На бегу мы сняли рубахи, а при спуске с берега скинули и штаны. Осяга бултыхнулся с плотика, следом кувыркнулся Володька Мальгин, а там брызги по сторонам — попрыгали один за другим и все остальные. Ванька Фып извязался за Мишкой Вербицким, забыл, что ли, где тот научился плавать. Не на пруду или на Маленьком озерке, а на реке Днепр!

Миша саженками пересек пруд и поплыл обратно, а Ванька по-собачьи пурхался еще на середке. Вдруг он начал уходить с головой под воду, хотел что-то крикнуть и не успел — захлебнулся и скрылся из глаз.

— Фып-то пузыри пустил! — весело закричал про своего сродного брата Ванька Парасковьин. Плавать он пока не умел и потому брызгался у берега да возле плотика.

— Какие пузыри? Ребята, Ванька взаправду утонул! — ахнул Осяга и ринулся на середину пруда.

С перепугу никто не заметил, когда исчез под водой Мишка Вербицкий. А как спохватились — вовсе заголосили. Но Мишка неожиданно всплыл около Осяги, и тот хватанул воды ртом, заикаясь, еле прохрипел:

— В-В-Ванька-то где?

Миша приподнял правую руку, и над водой показалась голова Фыпа. Вдвоем с Осягой они быстро дотащили Ваньку до мели, а на сушу вынесли на руках. Как нас учили в школе, так мы и стали трясти Ваньку, растирать грудь и делать ему искусственное дыхание. Наконец, он разжал зубы и заблевал одной водой.

— Живой, живой! — завопил Ванька Парасковьин.

— Без тебя видим, что живой, — прикрикнул на него Осяга. — Ты-то хоть, окурок, не лезь на глубь, тебя искать в пруду — все одно, что иголку в сене. Добро, хоть рядом Миша очутился, а то бы не видать Ваньше своего тятю.

Солнышко калило немилосердно, а нас била дрожь, все никак не проходил испуг за дружка. А он враз заревел и слез пустил не меньше, чем воды из брюха. Мы не закликали его, пущай проревется.

— Васька! Давай звезду, — шепнул мне Осяга, и я живо подскочил к своей одежде, вытащил из кармана красную звезду и протянул ее Осяге.

— Ребята! — Голос у Осяги зазвенел, и Ванька Фып перестал всхлипывать. — За спасение человека Мишу награждаем «орденом красной звезды!» Носи, Миша, всегда его на рубахе!

— За что? Зачем меня, да что я сделал?! — растерялся Миша и покраснел. Но Осяга уже ловко проколол усиками его рубаху и накрепко пригнул их на левой стороне.

…Наверно, Миша сберег бы звезду-награду на всю жизнь, будь у него больше рубах. Со звездой поехал он вывозить сено кузнецу Петру Степановичу, у которого жили они всей семьей с первого дня приезда в Юровку. То ли они худо затянули воз бастрыком, то ли ложбинка виновата, однако именно в ней телега накренилась и сено повалилось на кусты боярки. Миша попробовал удержать воз вилами, а они сломались и его завалило самого. Пока выбирался из-под сена, бояркой изорвал рубаху и потерялась где-то звезда.
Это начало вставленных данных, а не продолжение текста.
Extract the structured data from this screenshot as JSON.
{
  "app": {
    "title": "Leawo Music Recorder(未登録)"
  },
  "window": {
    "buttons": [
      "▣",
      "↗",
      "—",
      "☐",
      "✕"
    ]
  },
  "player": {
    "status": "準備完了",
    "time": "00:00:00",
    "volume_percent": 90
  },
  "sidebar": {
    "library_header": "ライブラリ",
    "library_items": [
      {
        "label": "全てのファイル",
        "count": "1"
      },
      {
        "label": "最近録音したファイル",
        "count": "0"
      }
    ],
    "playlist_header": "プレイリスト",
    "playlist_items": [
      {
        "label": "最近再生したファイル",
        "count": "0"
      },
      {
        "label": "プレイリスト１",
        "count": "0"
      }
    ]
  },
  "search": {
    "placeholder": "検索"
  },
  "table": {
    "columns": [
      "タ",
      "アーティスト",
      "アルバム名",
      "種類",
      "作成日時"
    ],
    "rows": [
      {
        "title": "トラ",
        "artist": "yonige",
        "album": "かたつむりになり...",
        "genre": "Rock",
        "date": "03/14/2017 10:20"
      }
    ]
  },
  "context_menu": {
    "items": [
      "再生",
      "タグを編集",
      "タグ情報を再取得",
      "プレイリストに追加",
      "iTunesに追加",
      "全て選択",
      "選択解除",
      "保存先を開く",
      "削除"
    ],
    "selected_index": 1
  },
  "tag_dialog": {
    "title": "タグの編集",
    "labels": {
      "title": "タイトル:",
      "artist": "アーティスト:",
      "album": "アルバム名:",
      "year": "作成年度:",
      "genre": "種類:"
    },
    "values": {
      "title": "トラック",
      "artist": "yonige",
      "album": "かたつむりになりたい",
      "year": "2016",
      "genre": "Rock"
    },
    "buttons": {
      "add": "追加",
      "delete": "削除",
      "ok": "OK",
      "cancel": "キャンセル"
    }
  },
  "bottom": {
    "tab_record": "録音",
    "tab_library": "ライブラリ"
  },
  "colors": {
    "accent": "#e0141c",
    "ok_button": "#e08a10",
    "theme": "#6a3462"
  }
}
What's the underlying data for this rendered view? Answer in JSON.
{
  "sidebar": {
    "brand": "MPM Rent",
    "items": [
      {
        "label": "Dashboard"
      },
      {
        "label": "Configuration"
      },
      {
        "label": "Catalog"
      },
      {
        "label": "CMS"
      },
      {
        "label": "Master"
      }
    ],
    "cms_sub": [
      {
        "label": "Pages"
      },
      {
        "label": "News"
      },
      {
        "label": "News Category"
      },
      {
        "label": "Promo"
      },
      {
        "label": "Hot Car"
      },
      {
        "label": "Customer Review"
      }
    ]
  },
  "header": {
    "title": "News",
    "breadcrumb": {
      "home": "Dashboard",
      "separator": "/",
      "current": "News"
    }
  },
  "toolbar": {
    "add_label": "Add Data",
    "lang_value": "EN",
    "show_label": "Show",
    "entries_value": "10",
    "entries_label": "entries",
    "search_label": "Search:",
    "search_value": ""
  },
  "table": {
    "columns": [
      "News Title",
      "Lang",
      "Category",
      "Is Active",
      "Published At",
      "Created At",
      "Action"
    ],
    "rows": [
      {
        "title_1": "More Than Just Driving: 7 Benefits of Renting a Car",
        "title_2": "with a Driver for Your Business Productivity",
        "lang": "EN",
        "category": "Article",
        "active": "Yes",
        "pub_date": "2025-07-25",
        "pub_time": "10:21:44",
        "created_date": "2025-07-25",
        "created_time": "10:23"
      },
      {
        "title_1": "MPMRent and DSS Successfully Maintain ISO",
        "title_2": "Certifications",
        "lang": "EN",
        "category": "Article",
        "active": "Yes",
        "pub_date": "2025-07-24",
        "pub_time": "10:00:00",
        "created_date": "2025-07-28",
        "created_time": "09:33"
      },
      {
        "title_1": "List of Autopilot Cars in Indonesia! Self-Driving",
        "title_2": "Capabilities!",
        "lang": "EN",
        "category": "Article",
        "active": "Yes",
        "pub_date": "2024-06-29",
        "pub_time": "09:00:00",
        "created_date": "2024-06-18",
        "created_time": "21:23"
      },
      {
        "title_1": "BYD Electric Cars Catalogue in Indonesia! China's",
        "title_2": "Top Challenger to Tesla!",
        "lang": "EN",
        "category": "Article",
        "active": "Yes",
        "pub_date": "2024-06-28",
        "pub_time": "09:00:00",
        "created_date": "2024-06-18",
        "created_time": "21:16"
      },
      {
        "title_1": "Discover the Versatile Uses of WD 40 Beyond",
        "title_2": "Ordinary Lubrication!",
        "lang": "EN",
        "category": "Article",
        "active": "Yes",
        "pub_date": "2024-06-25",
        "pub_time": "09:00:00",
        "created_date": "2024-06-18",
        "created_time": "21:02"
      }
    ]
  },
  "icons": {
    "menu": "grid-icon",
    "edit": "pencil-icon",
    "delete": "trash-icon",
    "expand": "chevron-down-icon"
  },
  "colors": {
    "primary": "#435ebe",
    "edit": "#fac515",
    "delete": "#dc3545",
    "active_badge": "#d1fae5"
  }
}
Рубаху ему мать, Марина Казимировна, починила, а звезду не нашли. Дедушка Петр чуть не по травинке перетряс сено — не выпала, мы на раскате у Лепехи в ложбинке все обыскали-перещупали — как провалилась Мишкина награда. Расстроился он и все повторял:

— Лучше бы ты ее, Вася, дома берег в шкапчике, цела бы звезда была.

Недолго пришлось печалиться Мише. Однажды у сельсовета остановился грузовик с военными в кузове. Потом из кабины вылез командир и сходил в сельсовет. Оттуда он появился вместе с новым председателем Максимом Яковлевичем — инвалидом фронта.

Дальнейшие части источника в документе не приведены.